Par The Economist
"Quelquefois, il faut subordonner les considérations stratégiques aux nécessités tactiques," dit Ehud Barak, ministre de la Défense d'Israël, ancien Premier ministre et le militaire le plus décoré du pays. Un de ces moments est venu : M. Barak, soutenu par l'actuel Premier ministre Benjamin Netanyahu, est sur le point d'accepter que l'Égypte déploie des milliers de soldats dans le Sinaï, alors que le traité de paix Israël/Égypte l'interdit formellement. Ils auront des hélicoptères et des véhicules blindés, dit M. Barak, mais pas de chars en plus du seul bataillon qui y est déjà stationné.

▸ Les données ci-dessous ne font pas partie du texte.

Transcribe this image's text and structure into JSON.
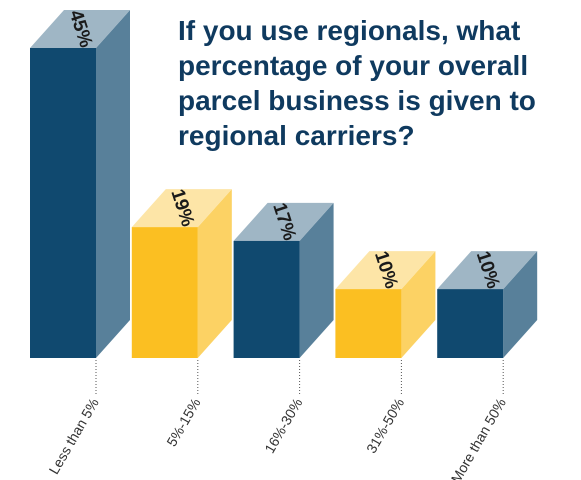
{
  "chart_data": {
    "type": "bar3d",
    "title": [
      "If you use regionals, what",
      "percentage of your overall",
      "parcel business is given to",
      "regional carriers?"
    ],
    "categories": [
      "Less than 5%",
      "5%-15%",
      "16%-30%",
      "31%-50%",
      "More than 50%"
    ],
    "values": [
      45,
      19,
      17,
      10,
      10
    ],
    "value_labels": [
      "45%",
      "19%",
      "17%",
      "10%",
      "10%"
    ],
    "colors": [
      "#10496f",
      "#fbbf22",
      "#10496f",
      "#fbbf22",
      "#10496f"
    ]
  }
}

Cette décision intervient après une attaque audacieuse, le 18 août, contre des véhicules israéliens roulant sur une route panoramique qui longe la frontière Israël/Égypte et se termine à la station balnéaire d'Eilat. Huit israéliens, civils et militaires, sont morts dans l'attaque et dans des fusillades impliquant l'armée. Dix assaillants ont été tués, deux semble-t-il par les gardes frontières égyptiens, dont six d'entre eux ont également été tués dans les échanges de tir. L'Égypte a accusé Israël pour les morts. Israël a répliqué que le noyau dur d'un groupe palestinien, lourdement armé, était entré dans la péninsule du Sinaï égyptien depuis Gaza il y a un mois, y avait campé et s'y était entraîné, puis s'était rendu sans encombre, à travers le désert, sur le lieu de l'attaque. Les sources sécuritaires égyptienne et israélienne pensent que plusieurs militants opérant dans le Sinaï l'ont rejoint pour prendre part à l'attentat.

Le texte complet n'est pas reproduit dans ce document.